Friday night I people-watched, Saturday I went to the parade, which creeped me out beyond belief. When the squadrons of storm troopers passed me by, the hair on the back of my neck stood up. It was the flag that really got me - just like our American flag, but with the seal of the evil empire where the stars should be. It made for some great pictures though. I hung out in the Buffy room some, and won a CD which I sold to Mike. I went to a discussion on Alan Moore, and sat with Tony through a Wheel of Time trivia contest that cracked me up because the fans couldn't agree on the pronunciation of things. Mostly though I just hung out with friends and admired the whole spectacle. Artwork was being sold in one room for thousands of dollars, and in the dealer's room one man had actually made batarangs. You can have a custom made pair of Superman boots for $500.

Everyone at DragonCon just seemed so...comfortable with themselves. This made me so happy, to be in this space where everyone could be whoever they wanted to be, do and dress however they'd always wanted too for four days, without worry or much critique, unless it was invited. Even the forty year old guys who were klingons, who would normally creep me out, I even felt happy for them. This was their space, the place where they were most happy. Rock on with your bad proud freaky klingon selves for four days in Atlanta, middle aged geeks. As I watched the klingons eating in the restaurant next to a table full of club-kid Cyberpunks, I started smiling uncontrollably. Damn, I love Atlanta.

Sunday I didn't go until later in the day, but dressed up in a nice party dress for the costume ball. I ended up not attending because of the crowd, but my backstage luck was on and I ended up in the greenroom, watching part of it on a simulcast screen with the people who didn't have to be part of the crowd.
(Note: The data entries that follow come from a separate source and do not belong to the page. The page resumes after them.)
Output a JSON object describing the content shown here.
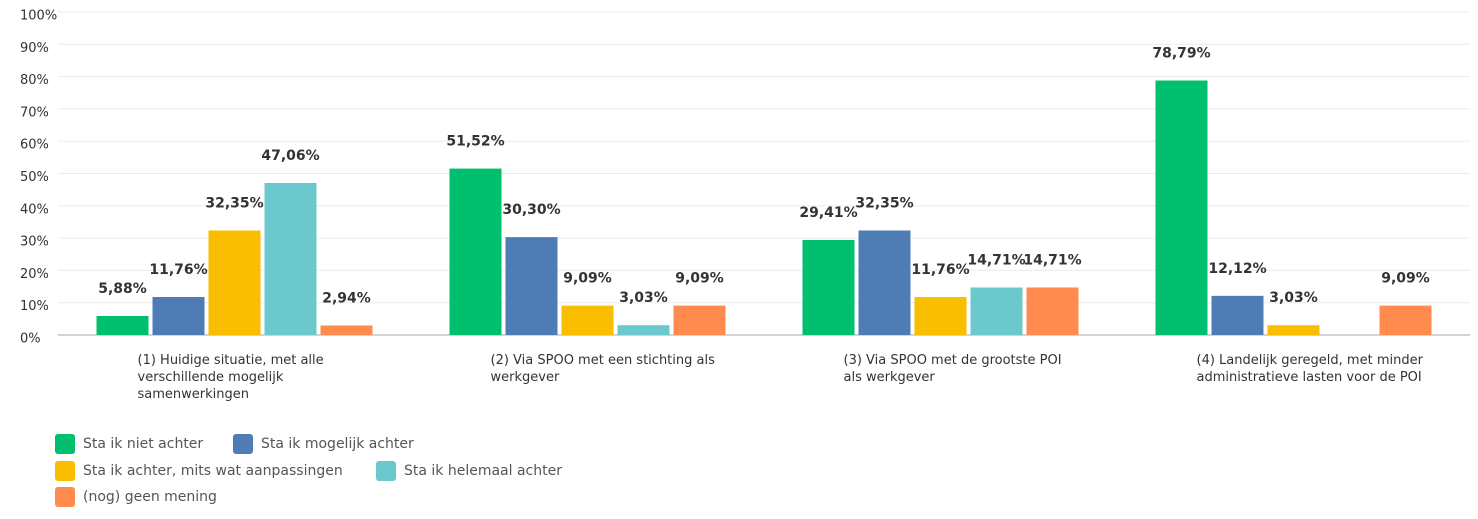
{
  "chart_data": {
    "type": "bar",
    "categories": [
      "(1) Huidige situatie, met alle verschillende mogelijk samenwerkingen",
      "(2) Via SPOO met een stichting als werkgever",
      "(3) Via SPOO met de grootste POI als werkgever",
      "(4) Landelijk geregeld, met minder administratieve lasten voor de POI"
    ],
    "series": [
      {
        "name": "Sta ik niet achter",
        "color": "#00bf6f",
        "values": [
          5.88,
          51.52,
          29.41,
          78.79
        ],
        "value_labels": [
          "5,88%",
          "51,52%",
          "29,41%",
          "78,79%"
        ]
      },
      {
        "name": "Sta ik mogelijk achter",
        "color": "#507cb6",
        "values": [
          11.76,
          30.3,
          32.35,
          12.12
        ],
        "value_labels": [
          "11,76%",
          "30,30%",
          "32,35%",
          "12,12%"
        ]
      },
      {
        "name": "Sta ik achter, mits wat aanpassingen",
        "color": "#f9be00",
        "values": [
          32.35,
          9.09,
          11.76,
          3.03
        ],
        "value_labels": [
          "32,35%",
          "9,09%",
          "11,76%",
          "3,03%"
        ]
      },
      {
        "name": "Sta ik helemaal achter",
        "color": "#6bc8cd",
        "values": [
          47.06,
          3.03,
          14.71,
          null
        ],
        "value_labels": [
          "47,06%",
          "3,03%",
          "14,71%",
          null
        ]
      },
      {
        "name": "(nog) geen mening",
        "color": "#ff8b4f",
        "values": [
          2.94,
          9.09,
          14.71,
          9.09
        ],
        "value_labels": [
          "2,94%",
          "9,09%",
          "14,71%",
          "9,09%"
        ]
      }
    ],
    "ylim": [
      0,
      100
    ],
    "yticks": [
      {
        "value": 0,
        "label": "0%"
      },
      {
        "value": 10,
        "label": "10%"
      },
      {
        "value": 20,
        "label": "20%"
      },
      {
        "value": 30,
        "label": "30%"
      },
      {
        "value": 40,
        "label": "40%"
      },
      {
        "value": 50,
        "label": "50%"
      },
      {
        "value": 60,
        "label": "60%"
      },
      {
        "value": 70,
        "label": "70%"
      },
      {
        "value": 80,
        "label": "80%"
      },
      {
        "value": 90,
        "label": "90%"
      },
      {
        "value": 100,
        "label": "100%"
      }
    ],
    "grid": true
  }
}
Later in the evening Susan and I went to retrieve her husband from the LARP'ers and I ended up talking with another friend until midnight.

Social time. That's what I missed in Boston. Huge festivals surrounded by friends laughing and talking all day and night. Susan, Scott, Tony, and Andrew having a room in the Hyatt was awesome, because when you needed a dark, quiet place to get away from the crowd for a bit, you had somewhere to go. Several times over the weekend I was able to knock on the door and enter into a darkened room of calm, where I could sit in a chair with my eyes closed for a minute, and relax from all the stimulation outside. Not to mention the shots and margaritas. I'm going to try to get my own room next year with a few people, near to Tony and Andrew's, so we can have sort of an enlarged, two-room chill out pad. Maybe. It all depends on the money situation, of course.

Monday morning I said goodbye to everyone, and came back to a party at Audrey and Jamie's house, where people were wondering why I wouldn't drink to catch up with them. I had been drinking since Friday, and all though I wasn't hung-over or anything, my body kept telling me how tired it was, how run down it felt. I'm not 19 anymore, and that sucks. But I've decided I might not outgrow the need to go to big festivals yet. I loved being part of the huge crowd this weekend, and I love drinking with friends and people watching as much as I ever have. DragonCon next year is a must do - hooray for super big parties!!!